Auf der Sustain IT Konferenz in London gibt die STRATO AG, Europas zweitgrößter Webhoster, ihren Beitritt zu The Green Grid bekannt. Dies ist eine Initiative zur Steigerung der Energieeffizienz in Rechenzentren. Zusammen mit führenden IT-Unternehmen wie AMD, Sun Microsystems und Cisco arbeitet STRATO in The Green Grid daran, Energieverbräuche im Rechenzentrum zu messen und zu verbessern. Dabei nimmt STRATO eine Schlüsselrolle ein: Als einer der ersten europäischen Webhoster wird er die Testreihen von The Green Grid im Live-Betrieb durchführen.

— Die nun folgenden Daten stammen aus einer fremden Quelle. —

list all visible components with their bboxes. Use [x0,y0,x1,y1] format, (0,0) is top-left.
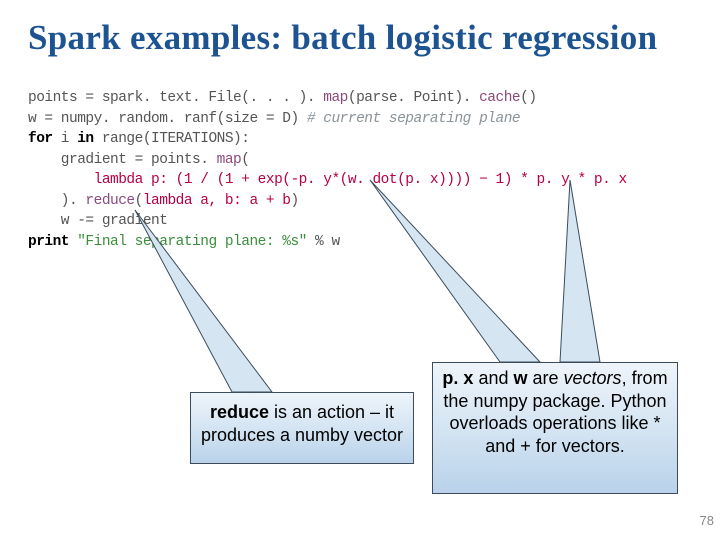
callout-arrows [0,0,720,540]
page-number: 78 [700,513,714,528]
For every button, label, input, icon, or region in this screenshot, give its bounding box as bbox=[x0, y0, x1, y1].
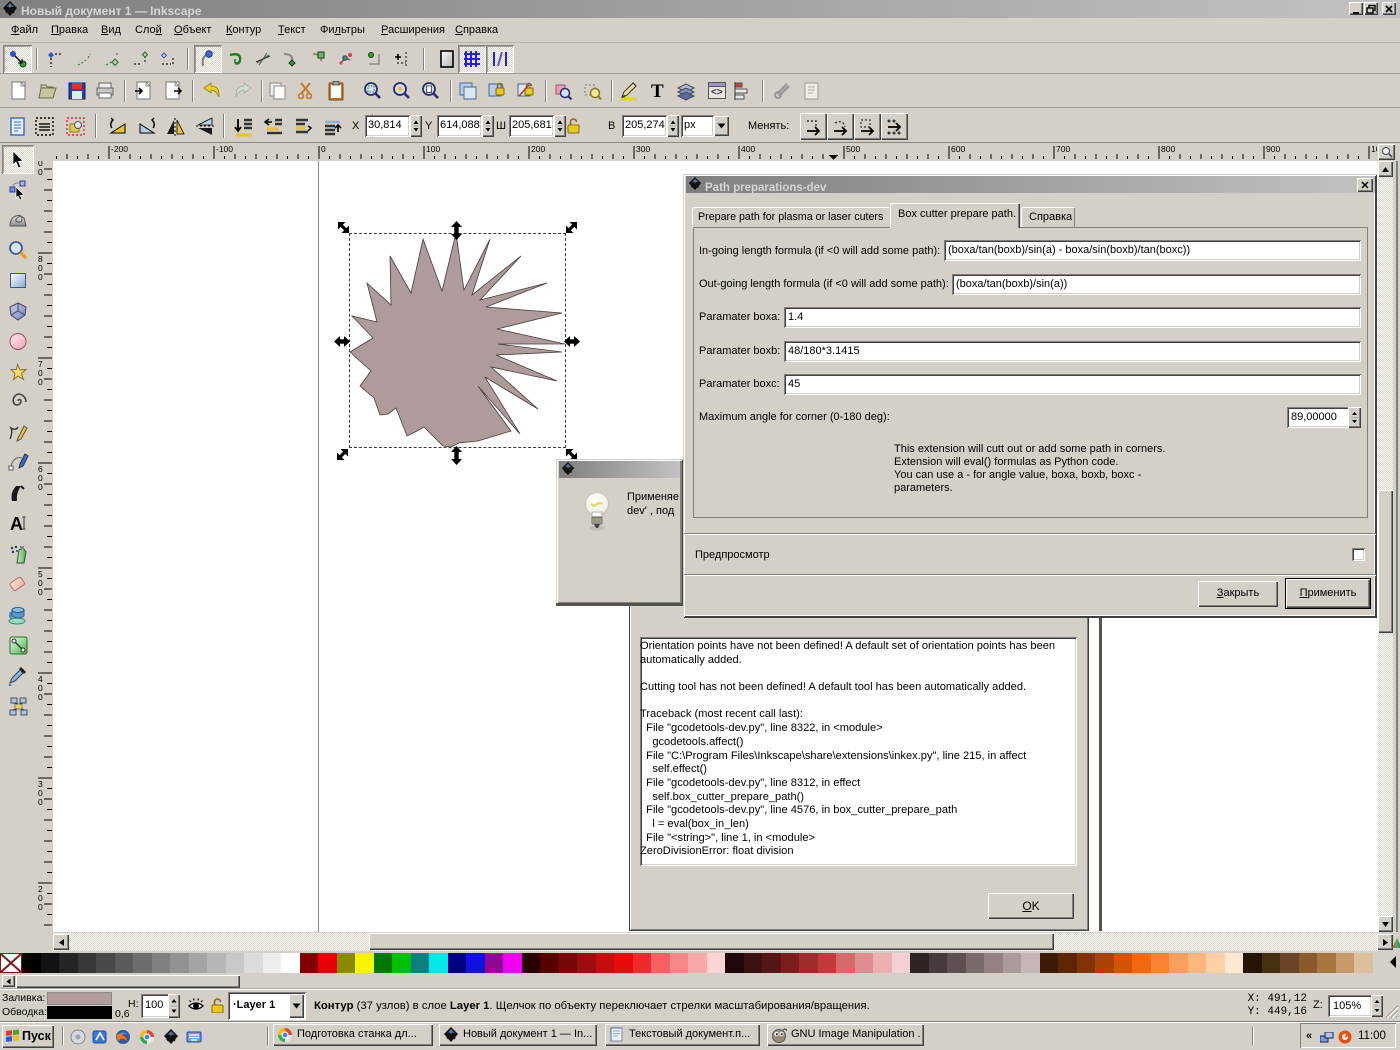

„Mit The Green Grid machen wir die Energieeffizienz von Rechenzentren transparent und vergleichbar. Dadurch schaffen wir Handlungsdruck für andere Rechenzentrumsbetreiber“, sagt Damian Schmidt, Vorstandsvorsitzender der STRAO AG: „Im eigenen Rechenzentren können wir die Messansätze von The Green Grid genau testen und realitätsnah weiterentwickeln.“ STRATO hat in nur 18 Monaten rund 30 Prozent Energie pro Kunde eingespart und betreibt seit Januar beide Hochleistungsrechenzentren mit klimaneutral erzeugtem Strom der NaturEnergie AG. „Wir engagieren uns in The Green Grid, weil wir ein einheitliches Energieeffizienzlabel für Rechenzentren schaffen wollen“, so Schmidt weiter: „Dadurch kann sich der Kunde bewusst für einen IT-Dienstleister entscheiden. Nicht Green Washing, sondern Green Acting zählt.“
Bei The Green Grid mit Sitz in den USA handelt es sich um einen weltweiten Zusammenschluss von IT-Unternehmen und Experten, die die Energieeffizienz in Rechenzentren und dem geschäftlichen IT-Umfeld steigern wollen. Zu diesem Zweck entwickeln sie Standards und Kennzahlen, um Energieeffizienz zu messen und sie zu verbessern. Als einer der ersten europäischen Webhoster wird STRATO diese Kennzahlen im Live-Betrieb testen und Verbesserungsvorschläge einbringen. Damit nimmt das Unternehmen, das 2007 mit dem Berliner Umweltpreis des BUND ausgezeichnet wurde, erneut eine Vorreiterrolle beim Klimaschutz in der IT ein.